Second, continental and Irish exporters to the UK would be extremely worried about what would happen to their sales if the UK imposed tariffs on their exports. They would be particularly worried if they believed that the UK would also be successful in securing FTAs with other countries around the world. This would result in a marked fall in the UK prices of imports from the rest of the world, thereby making it even more difficult for European producers to sell into the UK market. The result would be a huge drop in EU sales to the UK, ranging across everything from wine to cars.

Just as the EU is the UK’s single biggest export market, so the UK is the EU’s biggest single export market, larger even than the US. Our market is really very important to them. So walking away without a deal would present Britain with an eminently feasible path to future prosperity. As it happens, it would also make it more likely that the EU would come to heel, with the result that it felt more inclined to agree an FTA. Indeed, the worst negotiating tactic that we could adopt is to let it be known that we believe that we absolutely must have a deal at almost any cost. That would ensure that the cost would indeed be very high.

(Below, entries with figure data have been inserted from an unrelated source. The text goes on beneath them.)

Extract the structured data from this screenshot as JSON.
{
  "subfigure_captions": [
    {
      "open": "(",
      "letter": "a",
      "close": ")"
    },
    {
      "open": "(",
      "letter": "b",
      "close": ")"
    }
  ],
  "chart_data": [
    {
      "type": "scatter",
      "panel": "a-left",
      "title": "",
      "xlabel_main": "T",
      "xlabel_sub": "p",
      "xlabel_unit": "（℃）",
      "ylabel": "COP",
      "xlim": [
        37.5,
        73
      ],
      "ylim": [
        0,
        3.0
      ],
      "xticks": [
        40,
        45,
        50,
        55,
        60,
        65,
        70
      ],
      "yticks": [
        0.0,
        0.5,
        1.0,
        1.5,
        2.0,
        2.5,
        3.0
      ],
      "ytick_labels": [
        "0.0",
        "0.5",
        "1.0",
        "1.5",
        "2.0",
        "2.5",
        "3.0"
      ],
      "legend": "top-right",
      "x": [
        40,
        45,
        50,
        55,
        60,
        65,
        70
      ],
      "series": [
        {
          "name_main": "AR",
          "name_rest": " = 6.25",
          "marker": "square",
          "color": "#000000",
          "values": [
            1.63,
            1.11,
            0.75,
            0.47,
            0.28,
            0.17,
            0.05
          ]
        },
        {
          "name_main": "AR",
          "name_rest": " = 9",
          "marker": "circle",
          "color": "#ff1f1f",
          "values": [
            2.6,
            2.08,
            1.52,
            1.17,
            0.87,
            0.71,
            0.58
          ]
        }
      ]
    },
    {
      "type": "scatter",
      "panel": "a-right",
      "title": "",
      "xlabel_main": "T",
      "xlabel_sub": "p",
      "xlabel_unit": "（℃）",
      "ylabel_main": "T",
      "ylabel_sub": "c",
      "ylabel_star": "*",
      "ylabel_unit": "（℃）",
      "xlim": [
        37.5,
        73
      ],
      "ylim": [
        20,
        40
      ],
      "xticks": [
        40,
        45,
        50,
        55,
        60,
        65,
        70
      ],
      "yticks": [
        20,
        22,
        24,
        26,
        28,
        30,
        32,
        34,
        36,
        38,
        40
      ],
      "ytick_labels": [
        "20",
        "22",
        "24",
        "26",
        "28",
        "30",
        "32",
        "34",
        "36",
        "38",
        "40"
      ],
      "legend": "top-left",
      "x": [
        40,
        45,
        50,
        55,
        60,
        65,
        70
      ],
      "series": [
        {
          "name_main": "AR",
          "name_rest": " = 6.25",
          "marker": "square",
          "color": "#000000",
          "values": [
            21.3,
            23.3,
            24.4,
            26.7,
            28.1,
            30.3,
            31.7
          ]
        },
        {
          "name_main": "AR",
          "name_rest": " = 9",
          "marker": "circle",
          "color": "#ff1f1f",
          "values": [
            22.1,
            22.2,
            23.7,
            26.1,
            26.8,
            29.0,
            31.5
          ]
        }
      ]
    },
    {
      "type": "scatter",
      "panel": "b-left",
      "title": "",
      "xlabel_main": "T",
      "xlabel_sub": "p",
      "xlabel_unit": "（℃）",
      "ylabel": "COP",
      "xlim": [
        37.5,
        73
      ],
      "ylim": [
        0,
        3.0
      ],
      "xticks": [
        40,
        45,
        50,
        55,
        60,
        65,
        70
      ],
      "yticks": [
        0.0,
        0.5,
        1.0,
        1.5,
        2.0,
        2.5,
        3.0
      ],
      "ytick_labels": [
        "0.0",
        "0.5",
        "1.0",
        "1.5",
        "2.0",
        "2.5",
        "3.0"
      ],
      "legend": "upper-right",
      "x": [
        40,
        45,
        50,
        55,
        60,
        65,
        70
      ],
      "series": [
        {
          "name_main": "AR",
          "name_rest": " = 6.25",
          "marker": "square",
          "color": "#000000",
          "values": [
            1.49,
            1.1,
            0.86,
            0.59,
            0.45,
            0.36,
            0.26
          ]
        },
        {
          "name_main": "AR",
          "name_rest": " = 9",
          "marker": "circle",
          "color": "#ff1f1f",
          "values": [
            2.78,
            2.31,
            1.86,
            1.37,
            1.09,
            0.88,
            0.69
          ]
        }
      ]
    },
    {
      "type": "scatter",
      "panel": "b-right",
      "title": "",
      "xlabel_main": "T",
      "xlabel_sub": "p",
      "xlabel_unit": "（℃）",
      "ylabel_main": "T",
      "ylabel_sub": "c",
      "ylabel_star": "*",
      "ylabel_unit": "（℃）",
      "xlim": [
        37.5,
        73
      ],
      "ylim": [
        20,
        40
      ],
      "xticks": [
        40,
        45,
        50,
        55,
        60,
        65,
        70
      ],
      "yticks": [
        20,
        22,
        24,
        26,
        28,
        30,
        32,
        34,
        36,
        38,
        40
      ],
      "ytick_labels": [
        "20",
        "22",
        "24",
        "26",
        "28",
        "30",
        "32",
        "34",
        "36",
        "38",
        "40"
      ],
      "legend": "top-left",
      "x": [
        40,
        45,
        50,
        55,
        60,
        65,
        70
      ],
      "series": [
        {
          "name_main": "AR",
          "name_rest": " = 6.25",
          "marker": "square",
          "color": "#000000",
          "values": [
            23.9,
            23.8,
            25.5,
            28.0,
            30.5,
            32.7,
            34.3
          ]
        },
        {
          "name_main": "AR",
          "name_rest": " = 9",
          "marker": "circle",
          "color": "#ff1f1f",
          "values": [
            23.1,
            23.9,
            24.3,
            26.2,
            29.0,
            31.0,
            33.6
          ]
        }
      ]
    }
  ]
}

Meanwhile, in his recent State of the Union address, the President of the EU Commission made it abundantly clear that the EU must pursue further integration, indeed complete integration to the point of becoming a United States of Europe, accompanied by fiscal and political union. In particular, he emphasised that opt-outs from the euro would not be accepted. The euro is the currency of the EU and all members must use it.

If, by some ghastly quirk of fate, the UK does not manage to leave the European Union, then before too long we would find ourselves forced into accepting the whole caboodle – including membership of the euro and Schengen and heaven knows what further integrationist nonsense lies ahead.